店に戻った俺は新品の軽自動車が買えそうなバルサミ星人の着ぐるみを購入した。
そんな金がどこにあるかだって?
あったんだよ。いつか澄花に貰った大金がそっくりそのまま。
カウンターに札束を置いた俺に店主は目を剥いていたが、札束が本物だとわかると動揺しながらも着ぐるみを俺たちに手渡した。
店主は配送しようかと聞いてきたが、俺は自分で持って帰ると言ってバルサミ星人を担いで店を出た。
その間、藤谷はあまりの出来事に呆然と立ち尽くしていた。
まあ、そりゃそうだよな……。
店を出るころにはすっかりあたりも暗くなっていたので俺はバルサミ星人を抱えたまま彼女を家まで送ることになった。
その間、藤谷は何度も俺にバルサミ星人を購入した理由を尋ねてきたが、俺はその都度適当に嘘を吐いたが、結局、最後まで彼女の疑念が解かれることはなかった。
※ ※ ※
とにもかくにも藤谷を送り届けた俺はその足でとある場所へと向かった。
「…………」
俺は買ったばかりのバルサミ星人の着ぐるみを首まで着用すると頭だけを出して澄花の家のインターホンを鳴らした。
そう。
これこそが俺が大金を叩いてまでこれを買った理由だ。
はっきり言おう。
俺は澄花ともう一度、師弟関係をやり直したかった。
確かに澄花の原稿は完成したけれど、俺は師匠として澄花の気持ちを全く理解していなかったし、澄花との間にも、しこりが残ったままだ。
初めは嫌々やっていた失恋作戦だったけど、今となっては俺は澄花の原稿の完成を素直に嬉しいと思うし、彼女にもこんな形で俺から巣立ちさせたくない。
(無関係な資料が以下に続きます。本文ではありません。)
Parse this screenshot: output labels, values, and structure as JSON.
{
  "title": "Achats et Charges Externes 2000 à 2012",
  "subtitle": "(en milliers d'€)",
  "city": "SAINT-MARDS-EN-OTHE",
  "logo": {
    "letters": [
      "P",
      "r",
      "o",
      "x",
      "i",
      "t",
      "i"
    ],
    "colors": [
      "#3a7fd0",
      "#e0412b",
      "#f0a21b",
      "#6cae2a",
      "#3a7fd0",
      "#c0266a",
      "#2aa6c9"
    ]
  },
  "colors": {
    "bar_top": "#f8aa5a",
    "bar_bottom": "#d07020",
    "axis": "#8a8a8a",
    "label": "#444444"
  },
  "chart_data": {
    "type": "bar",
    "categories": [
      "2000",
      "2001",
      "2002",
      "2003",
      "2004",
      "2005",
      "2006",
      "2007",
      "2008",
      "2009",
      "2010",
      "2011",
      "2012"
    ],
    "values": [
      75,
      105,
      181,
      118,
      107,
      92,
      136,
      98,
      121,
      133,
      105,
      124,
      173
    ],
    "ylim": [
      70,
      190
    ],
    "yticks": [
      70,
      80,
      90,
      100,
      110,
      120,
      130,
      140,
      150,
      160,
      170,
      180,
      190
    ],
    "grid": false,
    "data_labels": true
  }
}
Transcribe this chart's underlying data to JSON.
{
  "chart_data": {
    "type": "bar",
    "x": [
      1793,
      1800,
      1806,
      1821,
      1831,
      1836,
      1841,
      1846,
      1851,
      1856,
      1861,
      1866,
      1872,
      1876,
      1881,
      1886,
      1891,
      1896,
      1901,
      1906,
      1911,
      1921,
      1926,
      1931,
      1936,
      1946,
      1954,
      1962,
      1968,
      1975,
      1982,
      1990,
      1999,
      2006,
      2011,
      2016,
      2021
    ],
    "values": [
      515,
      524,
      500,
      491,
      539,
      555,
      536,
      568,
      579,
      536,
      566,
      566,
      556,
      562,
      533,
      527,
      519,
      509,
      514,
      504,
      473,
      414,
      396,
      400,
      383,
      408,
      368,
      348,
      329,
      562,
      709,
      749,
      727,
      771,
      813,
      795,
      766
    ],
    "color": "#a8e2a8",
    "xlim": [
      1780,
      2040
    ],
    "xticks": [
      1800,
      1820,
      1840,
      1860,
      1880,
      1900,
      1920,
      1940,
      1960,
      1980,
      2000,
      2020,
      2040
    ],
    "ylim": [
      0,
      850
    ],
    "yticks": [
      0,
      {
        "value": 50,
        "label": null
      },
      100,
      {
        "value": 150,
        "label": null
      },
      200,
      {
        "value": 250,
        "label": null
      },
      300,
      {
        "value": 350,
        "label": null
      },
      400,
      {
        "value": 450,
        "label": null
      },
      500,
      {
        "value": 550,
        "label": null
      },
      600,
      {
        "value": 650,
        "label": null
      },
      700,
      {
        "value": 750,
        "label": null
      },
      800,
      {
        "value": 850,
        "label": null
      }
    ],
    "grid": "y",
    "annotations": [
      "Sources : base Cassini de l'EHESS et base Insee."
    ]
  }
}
そして俺は師匠として澄花をきちっとした形で巣立ちさせられなかった責任感もある。
例の『嘘から出たまこと作戦』で俺が採用するべきだったのは澄花の気持ちを全く考えていない俺のつまらない原稿じゃなくて、彼女の原稿だった。
だから俺はそこからやり直そうと思う。
そんでもって改めて彼女の失恋をプロデュースして、二人で笑顔で師弟関係を解消したいと思ったから俺はここに来た。
インターホンを押してしばらくすると澄花の母親の声が聞こえてきたので俺は「か、柄木田と言いますが澄花さんいらっしゃいますか?」と尋ねる。
顔から上は出しているから母親には着ぐるみの部分は見えていないはずだ。
俺は少し緊張しながらもじっとインターホンを見つめていると母親は「あら、澄花のお友達? 呼んでくるからちょっと待っててね」と警戒する様子もなくインターホンを切った。
俺は門の前に立つと慌ててバルサミ星人の着ぐるみを頭まで被る。
そこで気がついた。
一人だと背中のファスナーが閉められない。
が、今更、そんなことに気がついたところでどうしようもなく、俺は後ろのファスナーは諦めて着ぐるみを被った。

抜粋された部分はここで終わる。